Appellant now argues that in Specifications 1 and 2 of Charge VI, “the unauthorized use of the debit card information was a common ‘obtaining-type larceny by false pretense’ where the property owner would be either the bank or merchants depending upon who suffered the loss.” (Emphasis added). We partially agree to the extent that appellant draws our focus to the person or entity who suffers the loss in a larceny. We disagree with appellant that the banks or merchants were the only potential victims of appellant’s misconduct. Indeed, PFC BI and SPC JA were actual victims in this case. Appellant caused the movement of their money from their control, intending to permanently deprive them and actually depriving them of its use and benefit. Like in Cimball Sharpton, we hold that under the facts of this case, alternative charging theories were available and PFC BI and SPC JA were properly described as victims in the contested larceny specifications.

Slip op. at 8.

I think it very likely that the Army CCA will be reversed, for reasons I’ve written about repeatedly (such as in my analysis of the Army CCA’s decisions in Endsley and Conway).

Back in April, in this post, I discussed the NMCCA’s decision in United States v. Loiacono, No. 201200451 (N-M. Ct. Crim. App. Mar. 25, 2014), rev. denied, 73 M.J. 452 (C.A.A.F. Jul. 29, 2014), in which the CCA rejected the appellant’s claim  of judicial bias arising from improper questioning of a witness by the judge that led to improper testimony from the witness (requiring what the CCA called a “strong curative instruction,” slip op. at 31).

Now, in United States v. Williams, No. 20130284 (A. Ct. Crim. App. Aug. 28, 2014) (link to slip op.), a three-judge panel of the Army CCA finds plain error in a military judge’s questions to a sentencing witness. The Government repeatedly tried to elicit testimony from the witness about the effect of the appellant’s offenses on the unit.
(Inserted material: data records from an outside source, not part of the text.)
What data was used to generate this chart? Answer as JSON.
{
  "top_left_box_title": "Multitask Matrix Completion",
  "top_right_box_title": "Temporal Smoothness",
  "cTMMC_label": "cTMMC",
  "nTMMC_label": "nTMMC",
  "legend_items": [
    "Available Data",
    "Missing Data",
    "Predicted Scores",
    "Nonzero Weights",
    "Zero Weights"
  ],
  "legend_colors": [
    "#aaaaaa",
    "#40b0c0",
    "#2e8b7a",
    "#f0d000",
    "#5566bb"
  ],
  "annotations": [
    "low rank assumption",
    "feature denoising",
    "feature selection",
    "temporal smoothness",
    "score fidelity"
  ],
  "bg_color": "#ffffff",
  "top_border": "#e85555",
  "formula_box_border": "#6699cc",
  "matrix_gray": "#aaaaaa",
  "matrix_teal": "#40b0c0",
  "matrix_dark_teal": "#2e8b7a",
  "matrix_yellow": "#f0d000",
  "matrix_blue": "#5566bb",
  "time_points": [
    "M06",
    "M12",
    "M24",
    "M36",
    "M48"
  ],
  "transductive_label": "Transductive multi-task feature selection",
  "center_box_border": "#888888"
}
But that testimony was focused on the administrative after-effects, with observations such as:

CPT JF: Okay. Well besides the soldiers being upset that he wasn’t receiving a punishment and they had, there was even threatening against him, especially when the barracks incidents happened; that they wanted to take into his [sic] own hands because they felt justice wasn’t being served to him fast enough. When it came to — our unit was extremely busy with a lot of missions at the time. When it came — I had to bring NCOs out to escort him around to make —-

Slip op. at 9-10. The problem with this testimony is that a service member’s invocation of the right to refuse administrative punishment and require that the Government conduct a court-martial, and any associated delay, is not a matter in aggravation. Neither is the fact that others the his unit contemplated vigilantism. The Defense repeatedly objected to the questions, and the judge sustained the objections. But then the judge questioned the witness:

MJ: [CPT JF], you talked about the impact on the unit about the other soldiers observing what they felt was the slow pace of justice and wanting to take matters into their own hands. What do you base that observation on?

CPT JF: Yes, sir. I mean, rumors and hearsay had gotten to me that they were threatening beating him down.

MJ: And how was that transmitted to you?

CPT JF: Through NCO channels, like, “Hey, sir. These soldiers want to beat him up.”

Slip op. at 10. The Defense did not object to the judge’s questions.